Abstract

Here, we present a deterministic lateral displacement (DLD) microfluidic device that may be used for label-free, passive, and continuous separation of viable and nonviable mammalian cells. Cells undergoing apoptosis (programmed cell death) become smaller than normal viable cells due to shrinkage and fragmentation. We used this distinct difference in size to selectively isolate viable Jurkat cells from nonviable apoptotic cells and their remnants through a DLD array that is capable of size-based fractionation of microparticles. First, we calibrated our DLD devices by separating a mixture of larger (∼15-μm) and smaller (∼8- or ∼10-μm) polystyrene beads that emulated viable and nonviable Jurkat cells, respectively.
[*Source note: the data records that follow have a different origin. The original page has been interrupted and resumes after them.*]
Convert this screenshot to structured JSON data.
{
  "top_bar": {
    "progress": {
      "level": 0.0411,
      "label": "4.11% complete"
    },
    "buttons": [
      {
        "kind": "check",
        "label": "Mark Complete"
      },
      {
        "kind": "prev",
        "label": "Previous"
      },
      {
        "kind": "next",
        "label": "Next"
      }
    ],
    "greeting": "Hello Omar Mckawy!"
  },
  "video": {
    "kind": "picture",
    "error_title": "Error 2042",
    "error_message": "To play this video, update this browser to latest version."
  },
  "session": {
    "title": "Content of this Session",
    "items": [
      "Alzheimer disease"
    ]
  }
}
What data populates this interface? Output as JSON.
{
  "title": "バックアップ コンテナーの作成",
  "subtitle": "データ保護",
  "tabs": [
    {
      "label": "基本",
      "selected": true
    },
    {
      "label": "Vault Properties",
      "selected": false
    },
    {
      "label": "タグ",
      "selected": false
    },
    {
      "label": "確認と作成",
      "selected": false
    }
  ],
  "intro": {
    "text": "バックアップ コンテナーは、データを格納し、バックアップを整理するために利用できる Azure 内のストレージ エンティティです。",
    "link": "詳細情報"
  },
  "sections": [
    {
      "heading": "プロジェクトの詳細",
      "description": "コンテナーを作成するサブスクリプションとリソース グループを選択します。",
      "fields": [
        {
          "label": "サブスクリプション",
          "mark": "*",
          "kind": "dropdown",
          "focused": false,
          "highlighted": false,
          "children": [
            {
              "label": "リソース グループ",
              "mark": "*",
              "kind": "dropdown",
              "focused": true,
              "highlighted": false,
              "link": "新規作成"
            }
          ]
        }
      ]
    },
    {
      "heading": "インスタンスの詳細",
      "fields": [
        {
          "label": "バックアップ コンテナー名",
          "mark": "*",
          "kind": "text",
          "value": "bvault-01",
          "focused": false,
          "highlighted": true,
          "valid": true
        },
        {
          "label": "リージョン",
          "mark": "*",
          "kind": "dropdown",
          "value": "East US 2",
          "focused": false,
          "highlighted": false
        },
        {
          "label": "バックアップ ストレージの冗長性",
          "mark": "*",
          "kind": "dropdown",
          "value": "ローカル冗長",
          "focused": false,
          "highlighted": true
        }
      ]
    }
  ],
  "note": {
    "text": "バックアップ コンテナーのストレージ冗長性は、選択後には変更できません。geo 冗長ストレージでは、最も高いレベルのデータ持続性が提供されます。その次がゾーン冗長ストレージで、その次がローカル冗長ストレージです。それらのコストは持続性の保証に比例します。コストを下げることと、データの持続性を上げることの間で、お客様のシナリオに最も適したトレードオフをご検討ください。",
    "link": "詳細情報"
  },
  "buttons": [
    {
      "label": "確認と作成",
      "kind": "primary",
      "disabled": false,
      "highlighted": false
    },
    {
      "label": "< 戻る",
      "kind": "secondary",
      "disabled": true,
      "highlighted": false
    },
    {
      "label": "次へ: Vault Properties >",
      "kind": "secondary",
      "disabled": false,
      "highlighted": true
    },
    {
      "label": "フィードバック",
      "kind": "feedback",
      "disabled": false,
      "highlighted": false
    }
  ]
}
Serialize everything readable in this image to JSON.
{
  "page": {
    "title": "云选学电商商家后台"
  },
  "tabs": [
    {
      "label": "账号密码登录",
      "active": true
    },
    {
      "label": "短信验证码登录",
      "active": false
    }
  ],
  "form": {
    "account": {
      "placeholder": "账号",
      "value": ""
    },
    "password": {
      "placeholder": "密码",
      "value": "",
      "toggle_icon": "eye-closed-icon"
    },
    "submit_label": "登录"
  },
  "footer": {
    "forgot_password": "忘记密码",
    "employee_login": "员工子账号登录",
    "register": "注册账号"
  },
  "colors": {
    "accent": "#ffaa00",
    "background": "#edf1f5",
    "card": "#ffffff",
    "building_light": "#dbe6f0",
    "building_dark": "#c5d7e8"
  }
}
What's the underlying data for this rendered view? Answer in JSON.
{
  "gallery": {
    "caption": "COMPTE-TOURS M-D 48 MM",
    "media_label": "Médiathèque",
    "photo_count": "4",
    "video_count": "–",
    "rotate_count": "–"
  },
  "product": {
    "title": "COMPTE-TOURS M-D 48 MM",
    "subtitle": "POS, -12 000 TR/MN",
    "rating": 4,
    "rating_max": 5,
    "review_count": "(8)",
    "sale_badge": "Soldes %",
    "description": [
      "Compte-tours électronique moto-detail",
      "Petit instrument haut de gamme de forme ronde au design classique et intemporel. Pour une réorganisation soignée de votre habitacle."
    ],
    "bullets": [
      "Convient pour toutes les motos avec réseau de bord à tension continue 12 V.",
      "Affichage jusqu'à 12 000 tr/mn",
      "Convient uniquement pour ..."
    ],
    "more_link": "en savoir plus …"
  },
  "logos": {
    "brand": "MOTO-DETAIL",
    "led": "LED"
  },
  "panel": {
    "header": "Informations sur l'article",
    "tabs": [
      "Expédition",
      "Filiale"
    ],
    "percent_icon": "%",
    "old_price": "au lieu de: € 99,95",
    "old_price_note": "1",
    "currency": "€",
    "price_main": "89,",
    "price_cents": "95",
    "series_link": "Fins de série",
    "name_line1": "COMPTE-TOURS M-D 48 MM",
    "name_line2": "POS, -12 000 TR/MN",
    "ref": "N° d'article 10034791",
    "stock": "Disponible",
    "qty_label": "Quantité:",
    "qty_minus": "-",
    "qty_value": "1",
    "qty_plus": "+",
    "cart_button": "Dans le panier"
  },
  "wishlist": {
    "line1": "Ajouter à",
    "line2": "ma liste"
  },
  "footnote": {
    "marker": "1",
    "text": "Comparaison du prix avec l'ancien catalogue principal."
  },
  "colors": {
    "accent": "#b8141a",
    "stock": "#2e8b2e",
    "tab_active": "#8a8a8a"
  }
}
We then demonstrated the separation of viable and nonviable Jurkat cells by introducing their heterogeneous suspensions into two DLD devices with different design parameters. In a DLD device with a 20-μm gap, we collected viable cells at 100 ± 0% capture efficiency (n = 3), at a capture purity of 23.1 ± 4.8%, with 57.8 ± 8.1% removal efficiency of nonviable apoptotic cells and their remnants from the initial mixture solution. On a DLD device with a 23-μm gap, the capture purity of viable cells increased to 50.2 ± 15.0%, with 89.0 ± 3.5% removal efficiency of nonviable cells, and a lower capture efficiency of 48.2 ± 2.0% (n = 3). This first demonstration of label-free and passive separation of viable and nonviable cells by DLD illustrates its potential for, e.g., regenerative medicine and discovery of anti-cancer drugs.